Tratamento da febre familiar do Mediterrâneo

  • Colchicina diária

  • Em pacientes resistentes ou intolerantes à colchicina, inibidores da interleucina-1 (IL-1)

Deve-se introduzir colchicina profilática diariamente assim que o diagnóstico é feito para evitar crises, bem como amiloidose (1). A colchicina fornece remissão completa ou melhora distinta em quase 95% dos pacientes. Se as crises ou inflamação subclínica persistirem, a dose de colchicina deve ser aumentada. O início da colchicina no pico de uma crise não é benéfico. As crianças necessitam de ajuste da dose de colchicina, geralmente de acordo com a idade, peso e gravidade do fenótipo e genótipo (2). Ajustes de dose também precisam ser feitos em pacientes com disfunção hepática ou renal. O emprego disseminado da colchicina profilática reduziu dramaticamente a incidência da amiloidose e subsequente insuficiência renal.

A colchicina não aumenta o risco de infertilidade ou aborto espontâneo entre as mulheres afetadas; quando tomado durante a gravidez, não aumenta o risco de eventos teratogênicos. A ausência de resposta à colchicina muitas vezes é causada pela má adesão ao regime farmacológico.

Pacientes resistentes ou intolerantes à colchicina podem ser tratados com inibidores da IL-1 (anacinra 1 vez ao dia, rilonacepte semanalmente ou canacinumabe a cada 4 semanas) (3, 4). Contudo, o papel dos inibidores da IL-1 na prevenção da amiloidose permanece desconhecido e pacientes em uso desses medicamentos devem continuar tomando colchicina, se tolerada.

Ocasionalmente, são necessários anti-inflamatórios não esteroides (AINEs) e paracetamol para analgesia.

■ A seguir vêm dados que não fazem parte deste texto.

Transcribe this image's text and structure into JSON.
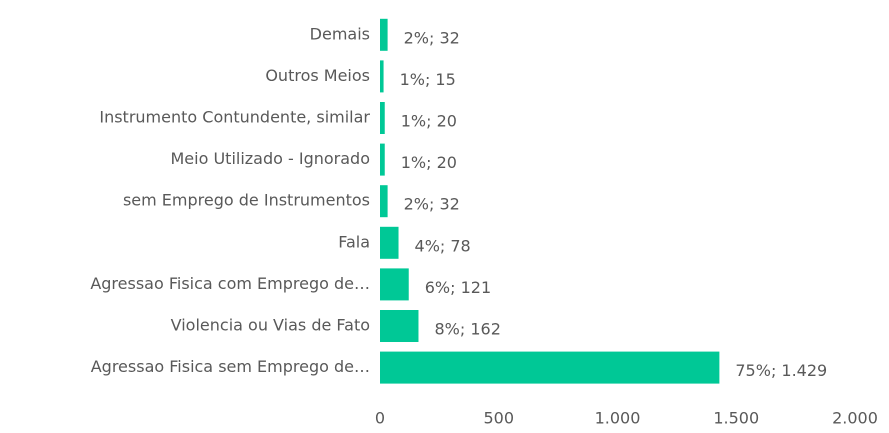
{
  "chart_data": {
    "type": "hbar",
    "categories": [
      "Demais",
      "Outros Meios",
      "Instrumento Contundente, similar",
      "Meio Utilizado - Ignorado",
      "sem Emprego de Instrumentos",
      "Fala",
      "Agressao Fisica com Emprego de…",
      "Violencia ou Vias de Fato",
      "Agressao Fisica sem Emprego de…"
    ],
    "values": [
      32,
      15,
      20,
      20,
      32,
      78,
      121,
      162,
      1429
    ],
    "value_labels": [
      "2%; 32",
      "1%; 15",
      "1%; 20",
      "1%; 20",
      "2%; 32",
      "4%; 78",
      "6%; 121",
      "8%; 162",
      "75%; 1.429"
    ],
    "color": "#00c896",
    "xlim": [
      0,
      2000
    ],
    "xticks": [
      0,
      500,
      {
        "value": 1000,
        "label": "1.000"
      },
      {
        "value": 1500,
        "label": "1.500"
      },
      {
        "value": 2000,
        "label": "2.000"
      }
    ],
    "grid": false
  }
}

Referências sobre o tratamento

  1. 1. Ter Haar N, Lachmann H, Özen S, et al: Treatment of autoinflammatory diseases: results from the Eurofever Registry and a literature review. Ann Rheum Dis 72(5):678-685, 2013. doi: 10.1136/annrheumdis-2011-201268

  2. 2. Goldberg O, Levinsky Y, Peled O, et al: Age dependent safety and efficacy of colchicine treatment for familial mediterranean fever in children. Semin Arthritis Rheum 49(3):459-463, 2019. doi: 10.1016/j.semarthrit.2019.05.011

  3. 2. Ozen S, Demirkaya E, Erer B, et al: EULAR recommendations for the management of familial Mediterranean fever. Ann Rheum Dis 75(4):644–651, 2016. doi: 10.1136/annrheumdis-2015-208690

  4. 3. De Benedetti F, Gattorno M, Anton J, et al: Canakinumab for the treatment of autoinflammatory recurrent fever syndromes. N Engl J Med 378(20):1908–1919, 2018. doi: 10.1056/NEJMoa1706314

Pontos-chave

  • A febre familiar do Mediterrâneo (FMF) é causada por uma mutação autossômica recessiva no gene MEFV, a qual codifica a proteína pirina que ajuda a modular a resposta inflamatória nos neutrófilos.

  • Descendentes ou habitantes da bacia do Mediterrâneo (mas não exclusivamente) são os mais afetados.

  • Os pacientes têm episódios breves de febre, dor abdominal e, às vezes, outros sintomas como pleurite, artrite e exantema.

  • Amiloidose renal, algumas vezes provocando insuficiência renal, é a complicação mais comum, mas colchicina profilática fornece proteção contra a amiloidose.

  • Diagnosticar clinicamente; testes genéticos estão disponíveis e podem apoiar o diagnóstico.

  • Colchicina diária resulta em proteção significativa contra as crises na maioria dos pacientes, mas pacientes que são resistentes ou intolerantes à colchicina podem receber um inibidor de IL-1 (anacinra, rilonacepte ou canacinumabe).